Before I knew it sides were formed, mostly white against black. Punks versus longtime residents, us against them. There were bats, a staff, batons, knives, and swords, and of course, the hotheads on both sides spoiling for a fight. Oh right, and I had a flashlight in my hand. Granted, it was a sturdy flashlight, but it held exactly three double-A batteries, so it was a little larger than a typical mini-maglite. Not exactly an ideal counter for a sword, but I know there's a saying about lemons and blinding people with lemonade or something like that. I also know I could have left, but you just can't leave friends in a situation like that, 'tis the hobo code.

The other side's hothead, raised his sword and struck the ground with it, dulling the tip, so that the jagged edge glinted in the streetlamp light. Some of the people on his own side cringed. Our hothead seemed to only be encouraged by this. The lines had been redrawn now, as it became clear that all of us had a common enemy: the hotheads on our own sides. I don't want to fight, a woman armed with a cutlass yelled out, we don't want to fight, and all of us silently entered a pact to stop the spark that the hotheads desired. Unfortunately, silent pacts require these unspoken rules that make everything so complex and difficult.

It would have been best if the hotheads could fight without involving the rest of us, but I suppose bloodlust loves company. Deescalation is a slow and tedious process, in case you're wondering.

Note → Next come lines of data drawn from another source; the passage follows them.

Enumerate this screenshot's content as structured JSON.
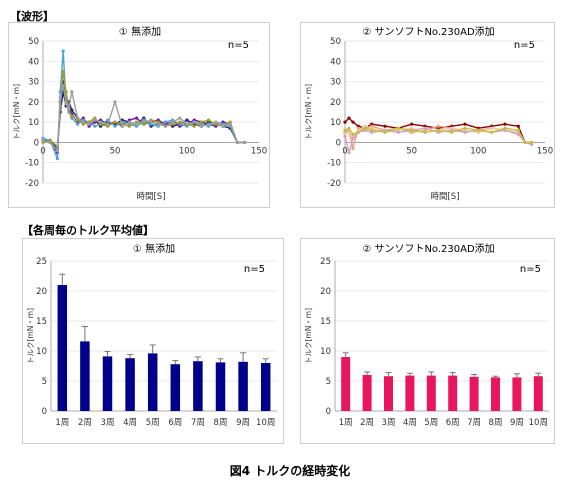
{
  "sections": {
    "waveform_label": "【波形】",
    "average_label": "【各周毎のトルク平均値】"
  },
  "caption": "図4 トルクの経時変化",
  "chart_data": [
    {
      "id": "wave-no-additive",
      "type": "line",
      "title": "① 無添加",
      "annotation": "n=5",
      "xlabel": "時間[S]",
      "ylabel": "トルク[mN・m]",
      "xlim": [
        0,
        150
      ],
      "ylim": [
        -20,
        50
      ],
      "xticks": [
        0,
        50,
        100,
        150
      ],
      "yticks": [
        -20,
        -10,
        0,
        10,
        20,
        30,
        40,
        50
      ],
      "colors": [
        "#1a237e",
        "#6a1b9a",
        "#4fa3d1",
        "#9e9d24",
        "#9e9e9e"
      ],
      "series": [
        {
          "x": [
            0,
            5,
            10,
            12,
            14,
            16,
            18,
            20,
            24,
            28,
            32,
            36,
            40,
            45,
            50,
            55,
            60,
            65,
            70,
            75,
            80,
            85,
            90,
            95,
            100,
            105,
            110,
            115,
            120,
            125,
            130,
            135,
            140
          ],
          "values": [
            1,
            1,
            -3,
            15,
            25,
            18,
            20,
            16,
            12,
            10,
            9,
            11,
            8,
            10,
            9,
            11,
            10,
            9,
            12,
            8,
            9,
            10,
            8,
            9,
            11,
            9,
            8,
            10,
            9,
            8,
            7,
            0,
            0
          ]
        },
        {
          "x": [
            0,
            5,
            10,
            12,
            14,
            16,
            18,
            20,
            24,
            28,
            32,
            36,
            40,
            45,
            50,
            55,
            60,
            65,
            70,
            75,
            80,
            85,
            90,
            95,
            100,
            105,
            110,
            115,
            120,
            125,
            130,
            135,
            140
          ],
          "values": [
            1,
            0,
            -5,
            20,
            30,
            22,
            18,
            14,
            10,
            12,
            8,
            10,
            11,
            9,
            10,
            8,
            11,
            12,
            9,
            10,
            11,
            9,
            10,
            8,
            9,
            11,
            10,
            9,
            8,
            10,
            9,
            0,
            0
          ]
        },
        {
          "x": [
            0,
            5,
            10,
            12,
            14,
            16,
            18,
            20,
            24,
            28,
            32,
            36,
            40,
            45,
            50,
            55,
            60,
            65,
            70,
            75,
            80,
            85,
            90,
            95,
            100,
            105,
            110,
            115,
            120,
            125,
            130,
            135,
            140
          ],
          "values": [
            2,
            1,
            -8,
            25,
            45,
            20,
            15,
            12,
            9,
            11,
            10,
            8,
            9,
            11,
            8,
            10,
            9,
            8,
            10,
            9,
            8,
            10,
            11,
            9,
            8,
            10,
            9,
            8,
            10,
            9,
            8,
            0,
            0
          ]
        },
        {
          "x": [
            0,
            5,
            10,
            12,
            14,
            16,
            18,
            20,
            24,
            28,
            32,
            36,
            40,
            45,
            50,
            55,
            60,
            65,
            70,
            75,
            80,
            85,
            90,
            95,
            100,
            105,
            110,
            115,
            120,
            125,
            130,
            135,
            140
          ],
          "values": [
            0,
            1,
            -2,
            18,
            35,
            25,
            16,
            13,
            11,
            9,
            10,
            12,
            9,
            8,
            10,
            9,
            8,
            10,
            9,
            11,
            10,
            8,
            9,
            10,
            9,
            8,
            10,
            11,
            9,
            8,
            10,
            0,
            0
          ]
        },
        {
          "x": [
            0,
            5,
            10,
            12,
            14,
            16,
            18,
            20,
            24,
            28,
            32,
            36,
            40,
            45,
            50,
            55,
            60,
            65,
            70,
            75,
            80,
            85,
            90,
            95,
            100,
            105,
            110,
            115,
            120,
            125,
            130,
            135,
            140
          ],
          "values": [
            1,
            0,
            -4,
            22,
            28,
            19,
            17,
            25,
            12,
            10,
            9,
            11,
            10,
            9,
            20,
            8,
            10,
            9,
            11,
            10,
            9,
            8,
            10,
            12,
            9,
            10,
            8,
            9,
            10,
            8,
            9,
            0,
            0
          ]
        }
      ]
    },
    {
      "id": "wave-sansoft",
      "type": "line",
      "title": "② サンソフトNo.230AD添加",
      "annotation": "n=5",
      "xlabel": "時間[S]",
      "ylabel": "トルク[mN・m]",
      "xlim": [
        0,
        150
      ],
      "ylim": [
        -20,
        50
      ],
      "xticks": [
        0,
        50,
        100,
        150
      ],
      "yticks": [
        -20,
        -10,
        0,
        10,
        20,
        30,
        40,
        50
      ],
      "colors": [
        "#8b0000",
        "#e8a080",
        "#f5c6a0",
        "#d4a0c0",
        "#c0c040"
      ],
      "series": [
        {
          "x": [
            0,
            3,
            6,
            10,
            15,
            20,
            30,
            40,
            50,
            60,
            70,
            80,
            90,
            100,
            110,
            120,
            130,
            135,
            140
          ],
          "values": [
            10,
            12,
            10,
            8,
            7,
            9,
            8,
            7,
            9,
            8,
            7,
            8,
            9,
            7,
            8,
            9,
            8,
            0,
            0
          ]
        },
        {
          "x": [
            0,
            3,
            6,
            10,
            15,
            20,
            30,
            40,
            50,
            60,
            70,
            80,
            90,
            100,
            110,
            120,
            130,
            135,
            140
          ],
          "values": [
            5,
            6,
            -3,
            7,
            6,
            8,
            6,
            7,
            5,
            6,
            8,
            7,
            5,
            6,
            7,
            6,
            5,
            0,
            0
          ]
        },
        {
          "x": [
            0,
            3,
            6,
            10,
            15,
            20,
            30,
            40,
            50,
            60,
            70,
            80,
            90,
            100,
            110,
            120,
            130,
            135,
            140
          ],
          "values": [
            4,
            5,
            3,
            6,
            8,
            7,
            5,
            6,
            7,
            5,
            6,
            7,
            6,
            5,
            7,
            6,
            5,
            0,
            0
          ]
        },
        {
          "x": [
            0,
            3,
            6,
            10,
            15,
            20,
            30,
            40,
            50,
            60,
            70,
            80,
            90,
            100,
            110,
            120,
            130,
            135,
            140
          ],
          "values": [
            3,
            -5,
            2,
            5,
            6,
            5,
            6,
            5,
            6,
            7,
            5,
            6,
            5,
            6,
            5,
            6,
            4,
            0,
            -1
          ]
        },
        {
          "x": [
            0,
            3,
            6,
            10,
            15,
            20,
            30,
            40,
            50,
            60,
            70,
            80,
            90,
            100,
            110,
            120,
            130,
            135,
            140
          ],
          "values": [
            6,
            7,
            4,
            5,
            7,
            6,
            5,
            7,
            6,
            5,
            6,
            5,
            7,
            6,
            5,
            7,
            6,
            0,
            0
          ]
        }
      ]
    },
    {
      "id": "avg-no-additive",
      "type": "bar",
      "title": "① 無添加",
      "annotation": "n=5",
      "ylabel": "トルク[mN・m]",
      "ylim": [
        0,
        25
      ],
      "yticks": [
        0,
        5,
        10,
        15,
        20,
        25
      ],
      "color": "#00008b",
      "categories": [
        "1周",
        "2周",
        "3周",
        "4周",
        "5周",
        "6周",
        "7周",
        "8周",
        "9周",
        "10周"
      ],
      "values": [
        21.0,
        11.6,
        9.1,
        8.8,
        9.6,
        7.8,
        8.3,
        8.1,
        8.2,
        8.0
      ],
      "errors": [
        1.8,
        2.5,
        0.8,
        0.6,
        1.4,
        0.6,
        0.7,
        0.6,
        1.5,
        0.7
      ]
    },
    {
      "id": "avg-sansoft",
      "type": "bar",
      "title": "② サンソフトNo.230AD添加",
      "annotation": "n=5",
      "ylabel": "トルク[mN・m]",
      "ylim": [
        0,
        25
      ],
      "yticks": [
        0,
        5,
        10,
        15,
        20,
        25
      ],
      "color": "#e8175d",
      "categories": [
        "1周",
        "2周",
        "3周",
        "4周",
        "5周",
        "6周",
        "7周",
        "8周",
        "9周",
        "10周"
      ],
      "values": [
        9.0,
        6.0,
        5.8,
        5.9,
        5.9,
        5.9,
        5.7,
        5.6,
        5.6,
        5.8
      ],
      "errors": [
        0.7,
        0.5,
        0.6,
        0.4,
        0.6,
        0.5,
        0.4,
        0.2,
        0.6,
        0.5
      ]
    }
  ]
}
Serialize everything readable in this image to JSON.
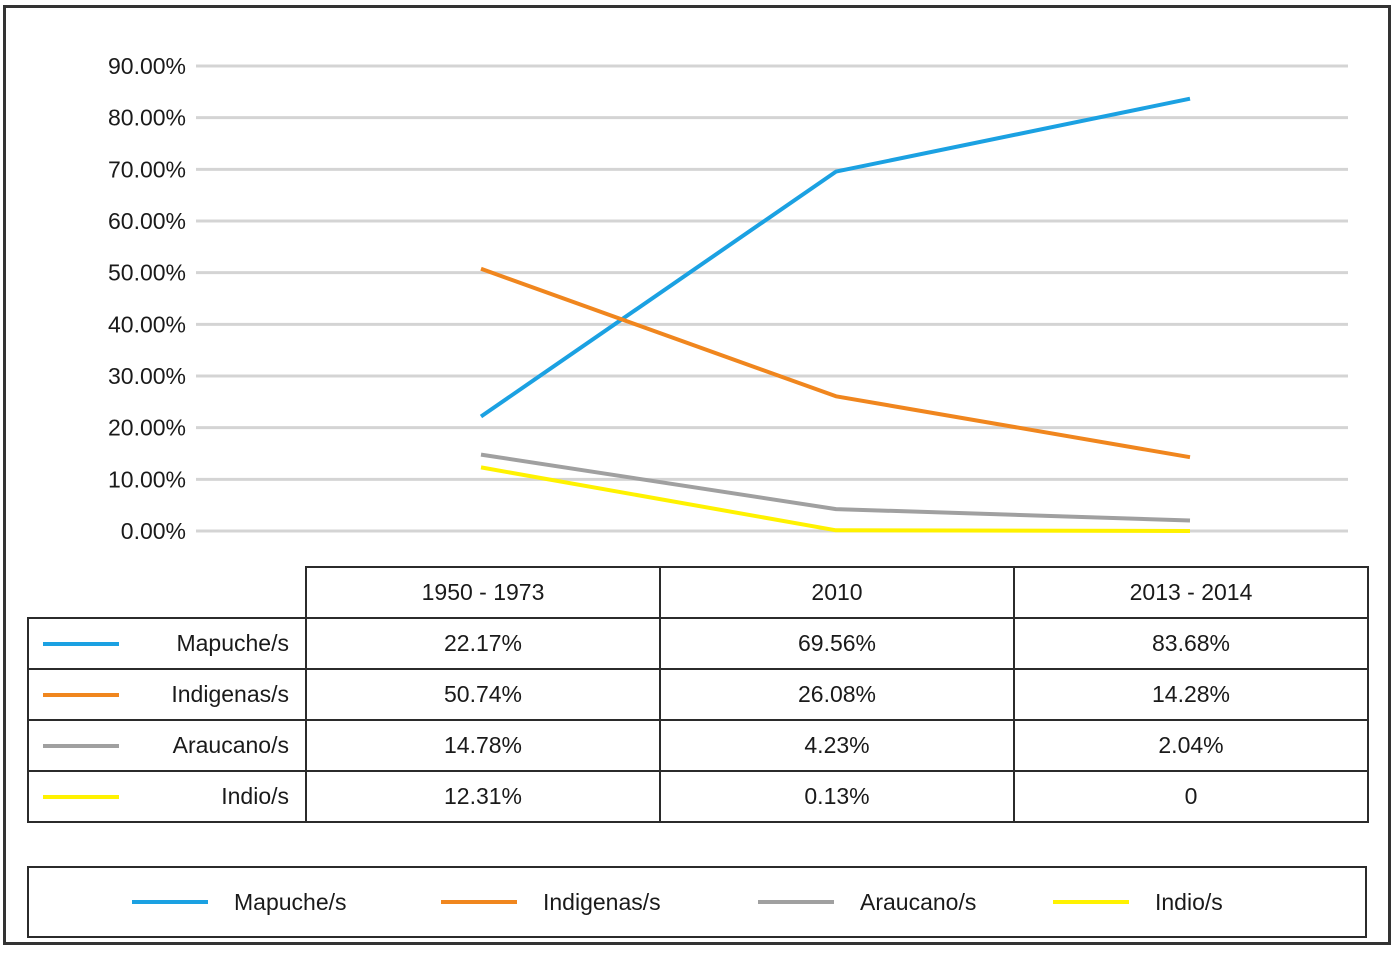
{
  "chart_data": {
    "type": "line",
    "categories": [
      "1950 - 1973",
      "2010",
      "2013 - 2014"
    ],
    "y_ticks": [
      "0.00%",
      "10.00%",
      "20.00%",
      "30.00%",
      "40.00%",
      "50.00%",
      "60.00%",
      "70.00%",
      "80.00%",
      "90.00%"
    ],
    "ylim": [
      0,
      90
    ],
    "grid": true,
    "legend_position": "bottom",
    "series": [
      {
        "name": "Mapuche/s",
        "color": "#1ba1e2",
        "values": [
          22.17,
          69.56,
          83.68
        ],
        "labels": [
          "22.17%",
          "69.56%",
          "83.68%"
        ]
      },
      {
        "name": "Indigenas/s",
        "color": "#f0861e",
        "values": [
          50.74,
          26.08,
          14.28
        ],
        "labels": [
          "50.74%",
          "26.08%",
          "14.28%"
        ]
      },
      {
        "name": "Araucano/s",
        "color": "#a0a0a0",
        "values": [
          14.78,
          4.23,
          2.04
        ],
        "labels": [
          "14.78%",
          "4.23%",
          "2.04%"
        ]
      },
      {
        "name": "Indio/s",
        "color": "#fff200",
        "values": [
          12.31,
          0.13,
          0
        ],
        "labels": [
          "12.31%",
          "0.13%",
          "0"
        ]
      }
    ]
  }
}
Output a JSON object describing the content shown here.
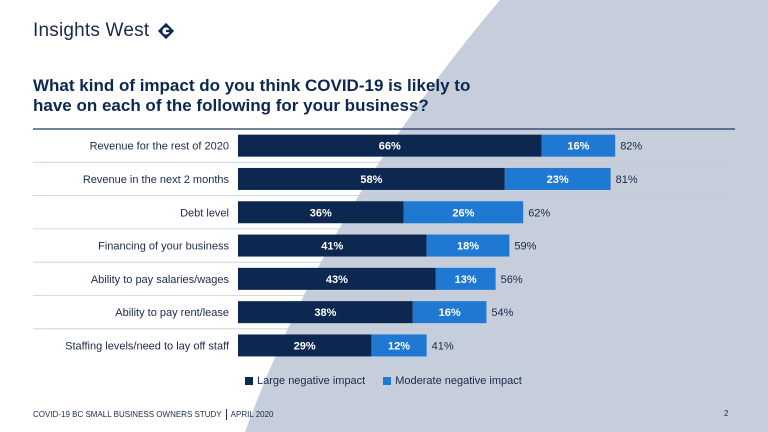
{
  "brand": {
    "name": "Insights West"
  },
  "title": "What kind of impact do you think COVID-19 is likely to have on each of the following for your business?",
  "footer": {
    "study": "COVID-19 BC SMALL BUSINESS OWNERS STUDY",
    "date": "APRIL 2020",
    "page": "2"
  },
  "colors": {
    "large": "#0c2850",
    "moderate": "#1f78d1",
    "divider": "#1f3a5f",
    "separator": "#c6ccd6",
    "bg_shape": "#c5ceda"
  },
  "chart_data": {
    "type": "bar",
    "orientation": "horizontal",
    "stacked": true,
    "title": "What kind of impact do you think COVID-19 is likely to have on each of the following for your business?",
    "categories": [
      "Revenue for the rest of 2020",
      "Revenue in the next 2 months",
      "Debt level",
      "Financing of your business",
      "Ability to pay salaries/wages",
      "Ability to pay rent/lease",
      "Staffing levels/need to lay off staff"
    ],
    "series": [
      {
        "name": "Large negative impact",
        "values": [
          66,
          58,
          36,
          41,
          43,
          38,
          29
        ]
      },
      {
        "name": "Moderate negative impact",
        "values": [
          16,
          23,
          26,
          18,
          13,
          16,
          12
        ]
      }
    ],
    "totals": [
      82,
      81,
      62,
      59,
      56,
      54,
      41
    ],
    "unit": "%",
    "xlim": [
      0,
      100
    ],
    "legend": "bottom"
  }
}
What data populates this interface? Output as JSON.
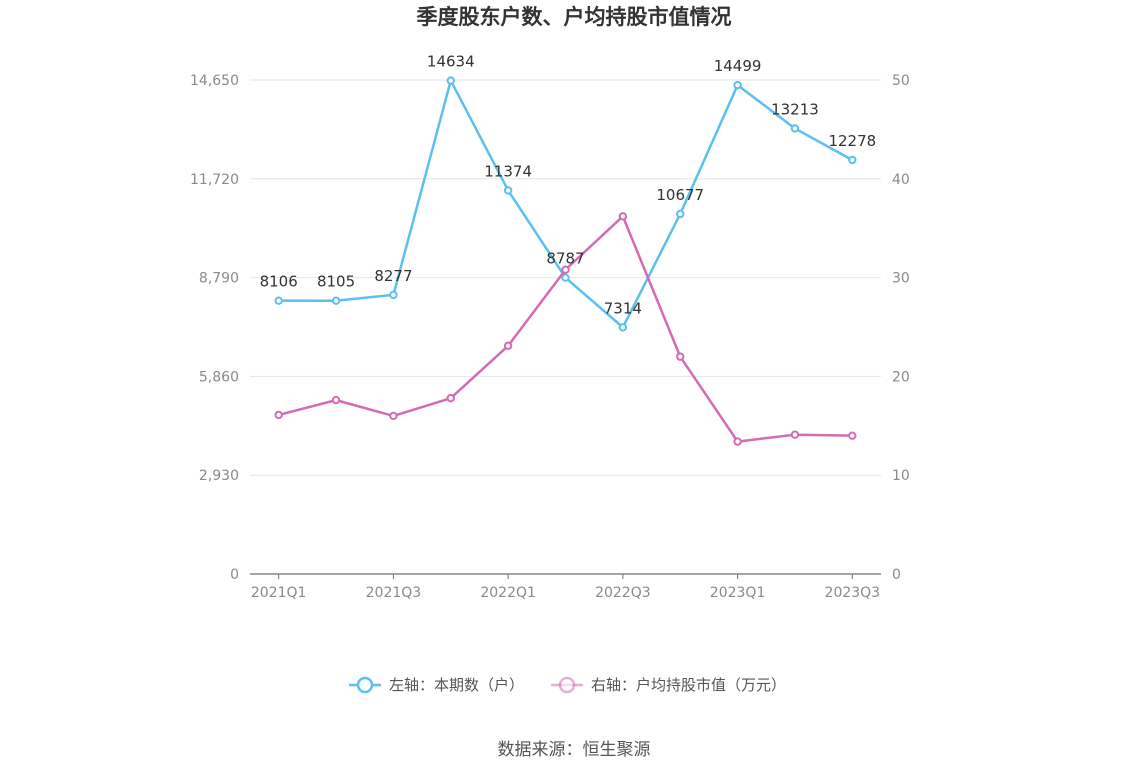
{
  "title": "季度股东户数、户均持股市值情况",
  "source": "数据来源：恒生聚源",
  "chart_data": {
    "type": "line",
    "categories": [
      "2021Q1",
      "2021Q2",
      "2021Q3",
      "2021Q4",
      "2022Q1",
      "2022Q2",
      "2022Q3",
      "2022Q4",
      "2023Q1",
      "2023Q2",
      "2023Q3"
    ],
    "x_tick_labels": [
      "2021Q1",
      "2021Q3",
      "2022Q1",
      "2022Q3",
      "2023Q1",
      "2023Q3"
    ],
    "left_axis": {
      "ticks": [
        "0",
        "2,930",
        "5,860",
        "8,790",
        "11,720",
        "14,650"
      ],
      "ylim": [
        0,
        14650
      ]
    },
    "right_axis": {
      "ticks": [
        "0",
        "10",
        "20",
        "30",
        "40",
        "50"
      ],
      "ylim": [
        0,
        50
      ]
    },
    "grid": true,
    "legend_position": "bottom",
    "series": [
      {
        "name": "左轴：本期数（户）",
        "axis": "left",
        "color": "#5bc0f0",
        "values": [
          8106,
          8105,
          8277,
          14634,
          11374,
          8787,
          7314,
          10677,
          14499,
          13213,
          12278
        ],
        "labels": [
          "8106",
          "8105",
          "8277",
          "14634",
          "11374",
          "8787",
          "7314",
          "10677",
          "14499",
          "13213",
          "12278"
        ]
      },
      {
        "name": "右轴：户均持股市值（万元）",
        "axis": "right",
        "color": "#d46bb3",
        "values": [
          16.1,
          17.6,
          16.0,
          17.8,
          23.1,
          30.8,
          36.2,
          22.0,
          13.4,
          14.1,
          14.0
        ]
      }
    ]
  }
}
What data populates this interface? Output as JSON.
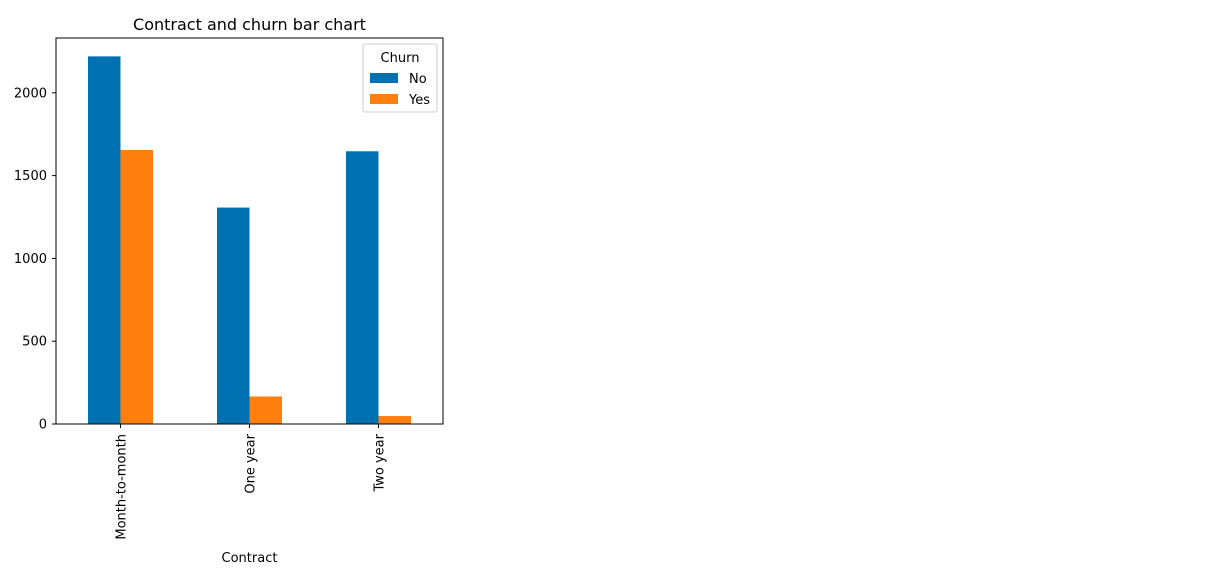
{
  "chart_data": {
    "type": "bar",
    "title": "Contract and churn bar chart",
    "xlabel": "Contract",
    "ylabel": "",
    "categories": [
      "Month-to-month",
      "One year",
      "Two year"
    ],
    "series": [
      {
        "name": "No",
        "color": "#0072b2",
        "values": [
          2220,
          1307,
          1647
        ]
      },
      {
        "name": "Yes",
        "color": "#ff7f0e",
        "values": [
          1655,
          166,
          48
        ]
      }
    ],
    "ylim": [
      0,
      2331
    ],
    "yticks": [
      0,
      500,
      1000,
      1500,
      2000
    ],
    "legend": {
      "title": "Churn",
      "placement": "top-right"
    },
    "grid": false
  }
}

It involves reciprocation, even of the smallest gesture, and at any point it can be derailed. Eventually it came to physically removing the hotheads from the scene, so I had to push our hothead back, and was he pissed. "You don't live here," he growled, "this isn't your fight."

Well, he was right. How can it be my fight if there isn't any? I was ready to beat his ass, though, for nearly getting me into a fight with swords when I had just a flashlight. Jerk. The police came after nearly everyone had left, and one cop yelled that he couldn't keep coming here for every little thing. I can't, he sighed, I just can't.


----------



## wokofshame (Dec 11, 2007)

pipe hitting dealers w/ swords? wait a sec- so the movie ghost dog is like, real life shit?


----------